Lukman ragu. Tapi cuma sebentar. Dari sudut matanya, dia bisa melihat mayat-mayat hidup yang tak kebagian jenazah mulai menyerbu mereka berdua. Dia pun segera masuk ke dalam. Dyah menyusul dan menutup pintu itu kembali.
Mereka berdua sekarang berada di sebuah bilik berbentuk melingkar. Ada lubang menganga di atas mereka. Dyah mengutak-atik panel kecil di samping pintu.
"Tenaga cadangan bisa memperkuat pintu ini beberapa detik," kata Dyah. "Cukup buat kita untuk naik ke atas."
Dikutak-katiknya panel itu sekali lagi. Dan tiba-tiba dari dinding melingkar itu mencuat batang-batang logam seperti pegangan anak tangga. Berderet dari lantai sampai ke tepi lubang di atas.
Lukman melongo. "Bagaimana kau tiba-tiba tahu semua itu?"
Tapi lagi-lagi Dyah tak sempat menjawab. Pintu itu pun digedor-gedor dari luar. Bahkan mulai bisa dibuka paksa. Celah mulai menganga di tepinya. Dari sana tangan-tangan tinggal tulang menggapai-gapai.

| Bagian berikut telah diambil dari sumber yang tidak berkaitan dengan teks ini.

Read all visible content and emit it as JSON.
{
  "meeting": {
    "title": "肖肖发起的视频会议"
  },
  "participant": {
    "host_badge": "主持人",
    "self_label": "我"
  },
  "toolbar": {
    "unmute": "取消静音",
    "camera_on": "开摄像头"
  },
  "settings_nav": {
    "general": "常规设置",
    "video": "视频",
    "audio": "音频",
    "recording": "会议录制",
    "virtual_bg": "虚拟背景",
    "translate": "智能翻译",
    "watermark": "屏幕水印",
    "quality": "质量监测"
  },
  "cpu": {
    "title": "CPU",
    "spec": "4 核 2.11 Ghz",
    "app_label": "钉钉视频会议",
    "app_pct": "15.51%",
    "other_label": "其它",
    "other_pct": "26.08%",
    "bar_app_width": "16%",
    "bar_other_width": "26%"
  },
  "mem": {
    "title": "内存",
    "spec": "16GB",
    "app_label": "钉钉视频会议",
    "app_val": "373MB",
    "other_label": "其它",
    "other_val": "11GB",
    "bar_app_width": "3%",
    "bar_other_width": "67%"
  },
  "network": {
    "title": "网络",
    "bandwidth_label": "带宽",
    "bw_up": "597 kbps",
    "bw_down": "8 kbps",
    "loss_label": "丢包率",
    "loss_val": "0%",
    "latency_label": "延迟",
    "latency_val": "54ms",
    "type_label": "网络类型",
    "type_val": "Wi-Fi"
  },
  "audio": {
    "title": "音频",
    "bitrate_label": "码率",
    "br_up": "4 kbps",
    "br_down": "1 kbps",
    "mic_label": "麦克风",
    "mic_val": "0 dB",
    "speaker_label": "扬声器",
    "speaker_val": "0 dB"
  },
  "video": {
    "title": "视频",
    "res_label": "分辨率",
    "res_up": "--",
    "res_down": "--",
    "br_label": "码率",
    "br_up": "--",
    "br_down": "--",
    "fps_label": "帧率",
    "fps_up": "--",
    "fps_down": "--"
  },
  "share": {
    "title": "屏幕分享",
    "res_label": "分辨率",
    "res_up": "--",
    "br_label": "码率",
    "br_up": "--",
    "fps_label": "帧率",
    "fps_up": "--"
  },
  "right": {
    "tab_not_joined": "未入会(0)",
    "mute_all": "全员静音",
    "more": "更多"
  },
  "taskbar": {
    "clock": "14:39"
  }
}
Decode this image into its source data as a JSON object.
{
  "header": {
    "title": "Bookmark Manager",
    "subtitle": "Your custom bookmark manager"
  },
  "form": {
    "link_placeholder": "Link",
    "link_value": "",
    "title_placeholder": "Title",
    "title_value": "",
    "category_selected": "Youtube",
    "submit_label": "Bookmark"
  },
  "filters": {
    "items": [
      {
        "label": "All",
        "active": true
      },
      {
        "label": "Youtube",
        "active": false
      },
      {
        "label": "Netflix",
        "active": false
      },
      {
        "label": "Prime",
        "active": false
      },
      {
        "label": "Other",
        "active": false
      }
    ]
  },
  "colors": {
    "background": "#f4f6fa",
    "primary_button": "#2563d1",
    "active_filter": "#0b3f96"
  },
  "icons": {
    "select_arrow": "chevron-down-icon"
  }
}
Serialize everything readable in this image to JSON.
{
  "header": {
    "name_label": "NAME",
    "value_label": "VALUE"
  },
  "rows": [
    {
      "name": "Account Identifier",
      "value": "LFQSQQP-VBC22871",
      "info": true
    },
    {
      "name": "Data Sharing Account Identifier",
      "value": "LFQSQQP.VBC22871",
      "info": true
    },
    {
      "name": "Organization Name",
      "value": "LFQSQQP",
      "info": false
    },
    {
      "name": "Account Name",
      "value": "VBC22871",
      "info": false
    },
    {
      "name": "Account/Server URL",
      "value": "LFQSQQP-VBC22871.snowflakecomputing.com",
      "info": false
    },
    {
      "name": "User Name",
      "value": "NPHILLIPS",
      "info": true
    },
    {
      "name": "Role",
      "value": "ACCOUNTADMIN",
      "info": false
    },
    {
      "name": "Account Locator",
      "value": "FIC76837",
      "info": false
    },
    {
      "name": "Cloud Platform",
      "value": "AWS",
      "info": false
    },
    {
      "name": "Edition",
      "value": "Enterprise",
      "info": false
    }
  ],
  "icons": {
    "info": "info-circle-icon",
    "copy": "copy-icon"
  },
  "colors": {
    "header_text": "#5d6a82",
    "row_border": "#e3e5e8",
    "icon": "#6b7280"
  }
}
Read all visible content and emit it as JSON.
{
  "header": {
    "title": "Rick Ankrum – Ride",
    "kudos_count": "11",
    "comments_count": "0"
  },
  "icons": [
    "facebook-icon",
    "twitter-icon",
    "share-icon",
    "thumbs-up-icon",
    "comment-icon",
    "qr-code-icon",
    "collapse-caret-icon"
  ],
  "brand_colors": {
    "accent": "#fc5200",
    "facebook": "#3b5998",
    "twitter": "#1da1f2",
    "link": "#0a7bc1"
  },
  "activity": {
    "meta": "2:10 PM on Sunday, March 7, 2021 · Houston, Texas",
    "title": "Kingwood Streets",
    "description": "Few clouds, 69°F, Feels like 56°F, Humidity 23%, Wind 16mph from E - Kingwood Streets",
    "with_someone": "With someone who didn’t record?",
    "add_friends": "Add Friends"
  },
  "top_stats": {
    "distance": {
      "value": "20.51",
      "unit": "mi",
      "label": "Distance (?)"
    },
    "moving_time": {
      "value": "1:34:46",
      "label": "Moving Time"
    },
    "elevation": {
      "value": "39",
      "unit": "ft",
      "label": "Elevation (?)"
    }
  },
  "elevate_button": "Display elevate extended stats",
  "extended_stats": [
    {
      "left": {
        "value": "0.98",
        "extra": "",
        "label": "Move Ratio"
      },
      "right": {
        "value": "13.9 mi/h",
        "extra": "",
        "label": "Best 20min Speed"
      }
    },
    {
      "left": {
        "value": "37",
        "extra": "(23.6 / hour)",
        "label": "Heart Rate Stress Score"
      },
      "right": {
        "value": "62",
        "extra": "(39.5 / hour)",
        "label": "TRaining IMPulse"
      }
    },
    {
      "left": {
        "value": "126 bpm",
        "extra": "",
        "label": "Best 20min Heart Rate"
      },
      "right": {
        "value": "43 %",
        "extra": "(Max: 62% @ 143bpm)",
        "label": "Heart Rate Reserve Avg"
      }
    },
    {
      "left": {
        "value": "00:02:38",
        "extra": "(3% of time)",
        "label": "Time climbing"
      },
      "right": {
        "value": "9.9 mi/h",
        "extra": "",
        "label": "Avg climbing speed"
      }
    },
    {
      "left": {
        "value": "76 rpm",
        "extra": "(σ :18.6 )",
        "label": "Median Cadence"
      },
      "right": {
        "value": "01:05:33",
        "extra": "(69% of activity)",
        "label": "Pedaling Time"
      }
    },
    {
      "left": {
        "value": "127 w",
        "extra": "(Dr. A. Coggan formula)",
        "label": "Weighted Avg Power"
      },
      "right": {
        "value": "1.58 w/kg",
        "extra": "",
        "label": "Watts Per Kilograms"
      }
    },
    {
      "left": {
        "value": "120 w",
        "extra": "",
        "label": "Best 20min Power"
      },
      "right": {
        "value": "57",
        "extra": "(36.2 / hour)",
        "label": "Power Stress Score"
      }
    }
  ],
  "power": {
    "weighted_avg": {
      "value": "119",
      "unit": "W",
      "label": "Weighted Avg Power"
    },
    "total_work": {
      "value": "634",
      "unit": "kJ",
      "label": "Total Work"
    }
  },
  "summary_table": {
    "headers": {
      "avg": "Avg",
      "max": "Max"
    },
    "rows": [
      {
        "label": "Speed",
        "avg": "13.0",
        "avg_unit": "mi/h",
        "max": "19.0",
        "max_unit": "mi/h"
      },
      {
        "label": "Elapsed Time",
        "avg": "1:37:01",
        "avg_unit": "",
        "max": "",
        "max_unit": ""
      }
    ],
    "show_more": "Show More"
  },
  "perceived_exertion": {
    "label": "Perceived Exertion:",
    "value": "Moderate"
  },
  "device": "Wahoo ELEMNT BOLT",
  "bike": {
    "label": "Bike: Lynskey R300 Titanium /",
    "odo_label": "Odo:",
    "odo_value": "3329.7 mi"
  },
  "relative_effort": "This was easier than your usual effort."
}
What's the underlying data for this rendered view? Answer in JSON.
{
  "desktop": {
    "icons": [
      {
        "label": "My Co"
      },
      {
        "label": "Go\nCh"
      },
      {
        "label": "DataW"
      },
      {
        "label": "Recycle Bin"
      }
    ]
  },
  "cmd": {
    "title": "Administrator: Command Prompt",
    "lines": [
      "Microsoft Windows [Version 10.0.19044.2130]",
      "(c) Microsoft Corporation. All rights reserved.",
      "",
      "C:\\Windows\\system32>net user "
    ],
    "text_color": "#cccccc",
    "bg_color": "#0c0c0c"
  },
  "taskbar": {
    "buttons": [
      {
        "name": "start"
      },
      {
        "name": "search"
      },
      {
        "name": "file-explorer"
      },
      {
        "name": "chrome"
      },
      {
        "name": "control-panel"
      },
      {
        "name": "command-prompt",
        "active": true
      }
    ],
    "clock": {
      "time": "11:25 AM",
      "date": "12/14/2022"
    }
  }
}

Dyah maupun Lukman cepat-cepat memanjat deret anak tangga tadi. Mereka sudah mencapai tepi lubang ketika mayat-mayat hidup itu berhasil membobol pintu dan menyerbu dalam bilik.
Namun saat sebagian di antara mereka mau memanjat naik, seluruh pegangan tangga tadi kembali terbenam kembali ke dinding.
Dari atas lubang, Lukman memandang nanar pada kerumunan mayat hidup di bawah. Semuanya menggapai-gapai ke atas sambil membuka-tutup rahang. Sulit membayangkan dulunya mereka juga manusia.
Lelaki itu menggeleng-gelengkan kepala. Tak bisa mempercayai apa yang dilihatnya.
Dirinya kini berada di kabin yang menyerupai kokpit pesawat terbang. Lengkap dengan jendela berkaca tebal dan serangkaian papan kendali. Hanya disain interior maupun avioniknya terlihat sangat aneh.